LauraGibbs 1 year, 9 months ago
I decided to do some investigative journalism here of my own, at least for my own classes - because these classes are online, students can complete the course early, and have themselves a complete dead week, already having received the final grade for this class. Today, Monday, there are still 38 students out of 85 who have not finished the course - which is to say that, given the opportunity to make their own dead week in my class, 45% of students do not do so. They opt to continue the coursework into Week 15. That means it was worth it to barely half of the students to wrap up their coursework in Week 14 of the semester, giving themselves a dead week before finals, at least in my course. Whatever the students choose to do is fine with me, of course - but the fact that only about half of them take advantage of the opportunity to create their own dead week makes me think that the problem with dead week (if there is one; I'm not convinced that there is) would be something due to choices made by students as well as any choices being made by faculty.

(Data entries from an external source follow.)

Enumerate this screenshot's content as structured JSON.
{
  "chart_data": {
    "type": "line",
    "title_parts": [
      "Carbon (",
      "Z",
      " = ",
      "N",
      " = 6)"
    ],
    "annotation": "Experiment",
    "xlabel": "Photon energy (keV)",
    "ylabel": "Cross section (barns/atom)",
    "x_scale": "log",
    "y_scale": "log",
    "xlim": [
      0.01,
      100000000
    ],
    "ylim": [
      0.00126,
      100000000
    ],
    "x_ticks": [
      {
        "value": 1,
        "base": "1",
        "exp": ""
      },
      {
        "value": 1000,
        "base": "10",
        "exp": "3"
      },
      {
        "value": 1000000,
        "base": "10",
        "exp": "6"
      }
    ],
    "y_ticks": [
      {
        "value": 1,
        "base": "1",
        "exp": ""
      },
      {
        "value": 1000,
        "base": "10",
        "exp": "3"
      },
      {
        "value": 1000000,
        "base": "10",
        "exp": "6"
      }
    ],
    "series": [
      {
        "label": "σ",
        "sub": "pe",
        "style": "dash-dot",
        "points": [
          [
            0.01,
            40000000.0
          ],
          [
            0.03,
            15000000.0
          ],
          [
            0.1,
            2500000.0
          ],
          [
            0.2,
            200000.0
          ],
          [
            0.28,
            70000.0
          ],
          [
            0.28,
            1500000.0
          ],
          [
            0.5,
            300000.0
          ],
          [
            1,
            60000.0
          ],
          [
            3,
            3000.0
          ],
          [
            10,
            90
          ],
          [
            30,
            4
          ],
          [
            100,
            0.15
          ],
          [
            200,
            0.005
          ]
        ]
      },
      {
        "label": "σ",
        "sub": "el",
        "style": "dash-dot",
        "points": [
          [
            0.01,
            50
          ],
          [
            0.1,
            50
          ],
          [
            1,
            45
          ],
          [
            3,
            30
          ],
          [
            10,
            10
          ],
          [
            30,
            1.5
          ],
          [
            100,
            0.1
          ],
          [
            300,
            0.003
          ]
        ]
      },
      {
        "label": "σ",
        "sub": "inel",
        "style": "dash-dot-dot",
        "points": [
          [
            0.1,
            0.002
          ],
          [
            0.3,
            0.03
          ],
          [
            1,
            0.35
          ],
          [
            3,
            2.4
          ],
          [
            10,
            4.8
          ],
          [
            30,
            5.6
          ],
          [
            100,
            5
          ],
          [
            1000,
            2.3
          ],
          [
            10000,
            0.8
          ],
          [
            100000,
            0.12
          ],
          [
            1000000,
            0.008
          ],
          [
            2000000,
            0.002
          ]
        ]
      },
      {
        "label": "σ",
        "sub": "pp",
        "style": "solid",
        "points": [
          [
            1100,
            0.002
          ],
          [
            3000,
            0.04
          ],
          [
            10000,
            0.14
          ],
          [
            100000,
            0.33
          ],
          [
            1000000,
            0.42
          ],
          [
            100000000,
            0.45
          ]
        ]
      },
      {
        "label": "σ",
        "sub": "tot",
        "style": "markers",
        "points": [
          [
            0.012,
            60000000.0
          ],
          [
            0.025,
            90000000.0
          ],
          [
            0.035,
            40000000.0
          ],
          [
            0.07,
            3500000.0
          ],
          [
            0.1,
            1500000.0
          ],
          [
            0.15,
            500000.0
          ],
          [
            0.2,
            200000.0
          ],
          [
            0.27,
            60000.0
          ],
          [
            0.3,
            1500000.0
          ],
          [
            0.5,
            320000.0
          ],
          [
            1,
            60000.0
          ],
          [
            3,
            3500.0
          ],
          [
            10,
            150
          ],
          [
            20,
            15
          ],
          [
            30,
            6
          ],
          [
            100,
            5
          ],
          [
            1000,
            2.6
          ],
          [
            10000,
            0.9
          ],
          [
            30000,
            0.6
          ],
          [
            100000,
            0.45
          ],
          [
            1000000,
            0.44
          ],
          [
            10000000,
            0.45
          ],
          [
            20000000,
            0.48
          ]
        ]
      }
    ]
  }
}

soonerboomers 1 year, 9 months ago
Exams are easy. Try having one 30-page paper that counts for 100% of your grade, another 30-page paper that counts for 40% of your grade, a 15-page paper that counts for 40% of your grade, a 6-page paper that counts for 25% of your grade, and 1 exam.
Oh right. It isn't difficult because we are students and we should be able to handle doing school. It is not like you learned about these dinky little projects and assignments yesterday. Stop procrastinating.